Learn Vimscript the Hard Way

Basic Syntax Highlighting

Now that we've gotten the boilerplate out of the way it's time to start writing some useful code for our Potion plugin. We'll start with some simple syntax highlighting.

Create a syntax/potion.vim file in your plugin's repo. Put the following code into the file:

if exists("b:current_syntax")
    finish
endif

echom "Our syntax highlighting code will go here."

let b:current_syntax = "potion"

Close Vim, and then open your factorial.pn file. You may or may not see the message, depending on whether you have any other plugins that perform commands after this one gets run. If you run :messages you'll definitely see that the file was indeed loaded.

Note: Whenever I tell you to open the Potion file I want you to do it in a new Vim window/instance instead of in a split/tab. Opening a new Vim window causes Vim to reload all your bundled files for that window, whereas using a split does not.

The lines at the beginning and end of the file are a convention that prevents it from being loaded if syntax highlighting has already been enabled for this buffer.

Highlighting Keywords

For the rest of this chapter we'll ignore the if and let boilerplate at the beginning and end of the file. Don't remove those lines, just forget about them.

Replace the placeholder echom in the file with the following code:

syntax keyword potionKeyword to times
highlight link potionKeyword Keyword

Close the factorial.pn file and reopen it. The to and times words will be highlighted as keywords in your color scheme!

These two lines show the basic structure of simple syntax highlighting in Vim. To highlight a piece of syntax:

  • You first define a "chunk" of syntax using syntax keyword or a related command (which we'll talk about later).
  • You then link "chunks" to highlighting groups. A highlighting group is something you define in a color scheme, for example "function names should be blue".

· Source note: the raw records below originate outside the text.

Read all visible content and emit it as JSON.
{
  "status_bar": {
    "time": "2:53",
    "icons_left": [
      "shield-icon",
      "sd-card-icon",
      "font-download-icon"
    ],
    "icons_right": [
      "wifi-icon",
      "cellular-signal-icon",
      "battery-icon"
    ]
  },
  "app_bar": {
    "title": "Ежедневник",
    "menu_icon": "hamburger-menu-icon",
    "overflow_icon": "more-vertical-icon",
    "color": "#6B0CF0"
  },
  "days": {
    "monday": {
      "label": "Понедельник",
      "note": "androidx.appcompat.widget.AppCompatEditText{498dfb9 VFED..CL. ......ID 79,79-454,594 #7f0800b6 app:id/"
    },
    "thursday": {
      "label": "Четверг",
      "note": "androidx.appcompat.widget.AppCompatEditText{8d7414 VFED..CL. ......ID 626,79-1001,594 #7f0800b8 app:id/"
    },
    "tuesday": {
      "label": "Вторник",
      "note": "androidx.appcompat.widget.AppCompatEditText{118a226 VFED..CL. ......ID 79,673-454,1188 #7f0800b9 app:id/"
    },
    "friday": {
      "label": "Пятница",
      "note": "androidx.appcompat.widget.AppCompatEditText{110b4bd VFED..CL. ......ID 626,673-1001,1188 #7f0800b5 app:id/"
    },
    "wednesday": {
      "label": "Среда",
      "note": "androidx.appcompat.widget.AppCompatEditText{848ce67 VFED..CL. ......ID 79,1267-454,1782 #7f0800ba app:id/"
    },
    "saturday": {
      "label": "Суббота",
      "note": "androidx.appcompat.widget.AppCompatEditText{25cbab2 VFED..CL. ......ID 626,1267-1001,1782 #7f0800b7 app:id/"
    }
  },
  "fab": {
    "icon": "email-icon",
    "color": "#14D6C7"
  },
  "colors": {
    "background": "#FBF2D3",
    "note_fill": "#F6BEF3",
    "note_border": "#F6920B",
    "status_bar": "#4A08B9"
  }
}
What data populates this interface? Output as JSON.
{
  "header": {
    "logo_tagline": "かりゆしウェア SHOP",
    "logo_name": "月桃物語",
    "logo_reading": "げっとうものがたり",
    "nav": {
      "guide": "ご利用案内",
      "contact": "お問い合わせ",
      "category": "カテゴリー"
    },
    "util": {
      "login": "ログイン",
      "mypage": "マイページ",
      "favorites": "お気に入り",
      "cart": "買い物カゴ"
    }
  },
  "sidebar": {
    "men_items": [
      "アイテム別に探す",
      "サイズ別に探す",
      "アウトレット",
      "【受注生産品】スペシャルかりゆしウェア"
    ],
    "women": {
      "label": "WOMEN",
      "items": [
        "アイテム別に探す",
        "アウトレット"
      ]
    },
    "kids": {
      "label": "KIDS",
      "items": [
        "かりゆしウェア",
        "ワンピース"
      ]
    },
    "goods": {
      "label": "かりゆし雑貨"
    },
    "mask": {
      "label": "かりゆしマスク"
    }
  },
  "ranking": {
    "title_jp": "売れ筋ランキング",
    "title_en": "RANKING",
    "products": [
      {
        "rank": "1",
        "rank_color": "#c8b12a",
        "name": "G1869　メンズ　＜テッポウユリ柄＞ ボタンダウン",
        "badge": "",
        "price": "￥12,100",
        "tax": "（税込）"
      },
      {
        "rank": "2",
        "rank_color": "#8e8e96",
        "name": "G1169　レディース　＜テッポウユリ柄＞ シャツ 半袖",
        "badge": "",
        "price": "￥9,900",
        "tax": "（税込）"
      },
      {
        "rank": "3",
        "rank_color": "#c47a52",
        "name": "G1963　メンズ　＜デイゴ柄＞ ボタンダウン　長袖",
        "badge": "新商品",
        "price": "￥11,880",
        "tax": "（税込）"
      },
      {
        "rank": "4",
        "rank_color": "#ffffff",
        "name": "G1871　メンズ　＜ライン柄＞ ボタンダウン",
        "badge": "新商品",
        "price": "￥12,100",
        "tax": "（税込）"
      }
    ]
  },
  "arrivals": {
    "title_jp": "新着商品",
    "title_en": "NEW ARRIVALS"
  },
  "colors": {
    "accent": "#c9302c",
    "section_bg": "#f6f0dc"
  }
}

This lets plugin authors define the "chunks" of syntax in ways that make sense to them, and then link them to common highlighting groups. It also lets color scheme creators define colors for a common set of programming constructs so they don't need to know about individual languages.

Potion has a bunch of other keywords that we haven't used in our toy program, so let's edit our syntax file to highlight those too:

syntax keyword potionKeyword loop times to while
syntax keyword potionKeyword if elsif else
syntax keyword potionKeyword class return

highlight link potionKeyword Keyword

First of all: the last line hasn't changed. We're still telling Vim that anything in the potionKeyword syntax group should be highlighted as a Keyword.

We've now got three lines, each starting with syntax keyword potionKeyword. This shows that running this command multiple times doesn't reset the syntax group -- it adds to it! This lets you define groups piecemeal.

How you define your groups is up to you:

  • You might just toss everything onto one line and be done with it.
  • You might prefer to break the lines up so they fit within 80 columns to make them easier to read.
  • You could have a separate line for each item in a group, to make diffs looks nicer.
  • You could do what I've done here and group related items together.

Highlighting Functions

Another standard Vim highlighting group is Function. Let's add some of the built-in Potion functions to our highlighting script. Edit the guts of your syntax file so it looks like this:

syntax keyword potionKeyword loop times to while
syntax keyword potionKeyword if elsif else
syntax keyword potionKeyword class return

syntax keyword potionFunction print join string

highlight link potionKeyword Keyword
highlight link potionFunction Function

Close and reopen factorial.pn and you'll see that the built-in potion functions are now highlighted.

This works exactly the same way as keyword highlighting. We've defined a new syntax group and linked it to a different highlighting group.

Exercises

Think about why the if exists and let lines at the beginning and end of the file are useful. If you can't figure it out, don't worry about it. I had to ask Tim Pope to be sure.

Skim over :help syn-keyword. Pay close attention to the part that mentions iskeyword.

Read :help iskeyword.

Read :help group-name to get an idea of some common highlighting groups that color scheme authors frequently use.